Saleh, who was originally from Syria, said he had once been proud of his work as an engineer on the Al-Maha, which made its money ferrying livestock for Ramadan festivities between Sudanese and Saudi Arabian ports.

From tip to tail, the Al-Maha spans the length of a football field, covered in dust and dirt and rusted green paint. While stuck in Saudi Arabia, Saleh and a small group of crewmates, also from war-torn Syria, placed a prayer mat in the pilothouse overlooking the port. A stray cat they named Apricot took up residence on the ship and followed Saleh around.

Saleh ran laps along the deck at sunrise and sunset. Every day he clocked 1,500 meters, while around him mammoth container ships arrived and departed from the busy port as his situation stayed the same. His debts accumulated from years of borrowing money to help his family pay rent.

The days blurred into a painful monotony.

“I can’t tell day from night anymore,” he said in a video recording he shared with the news agencies in January while still aboard the ship, filmed as the day’s light faded and a pinkish glow cast over the harbor.

Owners abandon ships and crews for a myriad of reasons.

Cases first jumped in the early days of the pandemic, at a time when canceled shipments, port delays and quarantine restrictions pushed shipping traffic into disarray.

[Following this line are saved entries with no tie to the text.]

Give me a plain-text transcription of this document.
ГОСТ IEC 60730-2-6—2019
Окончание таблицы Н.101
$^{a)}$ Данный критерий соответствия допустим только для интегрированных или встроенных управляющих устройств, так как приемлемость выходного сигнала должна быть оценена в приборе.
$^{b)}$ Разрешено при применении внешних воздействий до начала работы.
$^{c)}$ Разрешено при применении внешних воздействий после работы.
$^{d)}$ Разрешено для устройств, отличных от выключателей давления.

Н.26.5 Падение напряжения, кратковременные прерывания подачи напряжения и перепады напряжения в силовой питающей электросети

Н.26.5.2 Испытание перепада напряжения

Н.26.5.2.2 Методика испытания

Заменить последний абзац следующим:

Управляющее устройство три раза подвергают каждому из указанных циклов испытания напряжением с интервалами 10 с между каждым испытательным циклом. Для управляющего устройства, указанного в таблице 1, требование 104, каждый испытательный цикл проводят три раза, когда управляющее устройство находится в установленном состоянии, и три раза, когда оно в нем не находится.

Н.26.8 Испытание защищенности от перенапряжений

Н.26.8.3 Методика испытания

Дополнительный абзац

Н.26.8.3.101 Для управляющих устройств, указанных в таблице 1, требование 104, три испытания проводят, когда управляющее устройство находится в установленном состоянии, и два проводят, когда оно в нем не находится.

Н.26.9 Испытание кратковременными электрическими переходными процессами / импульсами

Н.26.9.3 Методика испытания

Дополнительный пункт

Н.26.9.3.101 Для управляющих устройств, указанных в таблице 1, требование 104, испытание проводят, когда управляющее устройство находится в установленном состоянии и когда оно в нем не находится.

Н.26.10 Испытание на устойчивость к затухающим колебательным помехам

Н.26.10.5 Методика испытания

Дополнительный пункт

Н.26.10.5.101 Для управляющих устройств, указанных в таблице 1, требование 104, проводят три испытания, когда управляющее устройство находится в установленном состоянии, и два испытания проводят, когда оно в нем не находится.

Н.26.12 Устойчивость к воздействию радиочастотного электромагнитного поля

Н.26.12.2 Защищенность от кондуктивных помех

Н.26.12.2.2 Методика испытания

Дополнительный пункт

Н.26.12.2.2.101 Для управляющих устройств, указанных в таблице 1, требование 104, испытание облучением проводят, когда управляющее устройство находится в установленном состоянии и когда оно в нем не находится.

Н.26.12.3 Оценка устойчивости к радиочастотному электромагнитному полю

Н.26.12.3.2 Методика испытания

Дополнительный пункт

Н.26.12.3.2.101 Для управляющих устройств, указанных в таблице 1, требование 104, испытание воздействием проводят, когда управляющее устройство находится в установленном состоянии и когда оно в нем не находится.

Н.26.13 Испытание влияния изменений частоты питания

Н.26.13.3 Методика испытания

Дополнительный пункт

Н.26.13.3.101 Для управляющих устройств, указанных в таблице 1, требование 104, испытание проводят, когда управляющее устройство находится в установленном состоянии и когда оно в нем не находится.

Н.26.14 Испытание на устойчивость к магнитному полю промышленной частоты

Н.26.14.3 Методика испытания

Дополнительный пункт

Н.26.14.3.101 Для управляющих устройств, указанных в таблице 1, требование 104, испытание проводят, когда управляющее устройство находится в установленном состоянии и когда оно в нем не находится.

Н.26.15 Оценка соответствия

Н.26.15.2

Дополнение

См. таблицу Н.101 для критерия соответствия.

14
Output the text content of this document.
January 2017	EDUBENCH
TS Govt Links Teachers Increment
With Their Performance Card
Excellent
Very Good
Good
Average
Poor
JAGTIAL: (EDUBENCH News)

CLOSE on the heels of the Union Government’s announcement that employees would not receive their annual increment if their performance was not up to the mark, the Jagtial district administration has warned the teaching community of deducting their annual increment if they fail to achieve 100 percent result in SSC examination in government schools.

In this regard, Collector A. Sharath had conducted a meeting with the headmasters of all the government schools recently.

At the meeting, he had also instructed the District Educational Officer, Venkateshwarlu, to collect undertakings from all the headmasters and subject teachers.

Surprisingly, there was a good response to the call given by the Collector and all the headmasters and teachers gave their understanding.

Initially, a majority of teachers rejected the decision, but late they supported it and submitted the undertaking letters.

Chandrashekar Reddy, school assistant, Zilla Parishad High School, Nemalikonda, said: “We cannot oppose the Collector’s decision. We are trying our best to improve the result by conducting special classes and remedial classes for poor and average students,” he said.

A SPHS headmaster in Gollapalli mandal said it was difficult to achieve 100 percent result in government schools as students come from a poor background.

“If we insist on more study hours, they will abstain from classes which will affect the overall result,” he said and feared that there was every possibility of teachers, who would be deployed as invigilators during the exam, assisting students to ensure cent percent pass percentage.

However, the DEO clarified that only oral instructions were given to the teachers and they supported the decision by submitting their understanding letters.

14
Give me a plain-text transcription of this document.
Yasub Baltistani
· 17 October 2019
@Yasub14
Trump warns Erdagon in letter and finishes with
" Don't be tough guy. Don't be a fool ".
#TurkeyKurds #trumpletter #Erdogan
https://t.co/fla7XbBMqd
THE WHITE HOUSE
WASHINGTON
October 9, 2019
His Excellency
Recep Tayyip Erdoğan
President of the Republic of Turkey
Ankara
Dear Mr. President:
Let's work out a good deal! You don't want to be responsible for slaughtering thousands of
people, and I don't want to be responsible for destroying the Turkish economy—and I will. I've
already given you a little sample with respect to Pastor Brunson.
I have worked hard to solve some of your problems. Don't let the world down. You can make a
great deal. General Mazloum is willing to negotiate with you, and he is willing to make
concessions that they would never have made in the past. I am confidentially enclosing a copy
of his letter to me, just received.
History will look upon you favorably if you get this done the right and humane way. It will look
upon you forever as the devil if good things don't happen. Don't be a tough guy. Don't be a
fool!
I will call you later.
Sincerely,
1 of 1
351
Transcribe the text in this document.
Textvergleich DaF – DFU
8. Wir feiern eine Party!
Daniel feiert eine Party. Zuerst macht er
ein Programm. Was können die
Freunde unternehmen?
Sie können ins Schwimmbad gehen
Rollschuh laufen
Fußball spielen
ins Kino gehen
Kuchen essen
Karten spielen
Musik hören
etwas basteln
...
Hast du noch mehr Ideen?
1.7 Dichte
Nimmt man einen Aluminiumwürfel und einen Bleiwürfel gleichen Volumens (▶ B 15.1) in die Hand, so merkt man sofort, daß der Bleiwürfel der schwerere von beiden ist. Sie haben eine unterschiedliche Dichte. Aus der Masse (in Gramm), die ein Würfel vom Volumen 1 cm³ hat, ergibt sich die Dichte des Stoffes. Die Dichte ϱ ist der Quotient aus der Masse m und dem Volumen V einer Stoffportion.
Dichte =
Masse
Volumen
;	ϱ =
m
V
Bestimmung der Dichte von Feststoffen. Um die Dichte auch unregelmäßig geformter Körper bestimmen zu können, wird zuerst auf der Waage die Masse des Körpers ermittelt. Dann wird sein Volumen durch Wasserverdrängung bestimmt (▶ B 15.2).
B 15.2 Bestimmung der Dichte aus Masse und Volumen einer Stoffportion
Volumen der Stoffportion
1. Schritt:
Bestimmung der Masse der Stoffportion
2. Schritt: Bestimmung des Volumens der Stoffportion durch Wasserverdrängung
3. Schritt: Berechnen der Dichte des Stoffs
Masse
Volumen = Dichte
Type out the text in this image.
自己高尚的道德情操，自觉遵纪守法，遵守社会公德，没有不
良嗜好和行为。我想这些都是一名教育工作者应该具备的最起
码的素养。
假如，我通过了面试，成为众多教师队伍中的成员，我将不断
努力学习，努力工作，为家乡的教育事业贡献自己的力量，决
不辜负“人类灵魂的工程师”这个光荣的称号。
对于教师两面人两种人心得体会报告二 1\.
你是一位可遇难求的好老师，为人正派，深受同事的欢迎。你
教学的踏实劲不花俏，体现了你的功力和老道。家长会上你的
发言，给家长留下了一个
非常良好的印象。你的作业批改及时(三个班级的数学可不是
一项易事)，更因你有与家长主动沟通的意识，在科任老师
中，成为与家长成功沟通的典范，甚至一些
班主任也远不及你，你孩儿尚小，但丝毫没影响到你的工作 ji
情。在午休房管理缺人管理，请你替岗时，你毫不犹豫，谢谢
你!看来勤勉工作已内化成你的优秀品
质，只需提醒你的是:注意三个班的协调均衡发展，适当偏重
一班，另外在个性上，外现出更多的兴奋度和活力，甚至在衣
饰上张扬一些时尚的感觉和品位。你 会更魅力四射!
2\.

At the same time, demand for goods by homebound consumers led to a rush of new orders for ships. But global trade soon shrank, and combined with spikes in fuel and labor costs, many of those new vessels are now at risk of being idled.

The increase in the number of cases logged in recent years is also due to better reporting efforts by the International Maritime Organization and the International Labor Organization — the two U.N. agencies responsible for tracking abandonments. With seafarer advocates, they’ve worked to identify cases and assist abandoned crews.

Cases last year were “alarmingly surpassing the previous year’s record,” the ILO and IMO said in a report this winter.

Many ships that are abandoned are barely seaworthy and servicing less profitable routes unattractive to the world’s major container lines. They represent a fleet of smaller companies sometimes operating on the edge of legality, for which a minor financial hit can lead to a cascade of unforeseen problems.

Owners might decide it’s cheaper to abandon a ship than try to save it.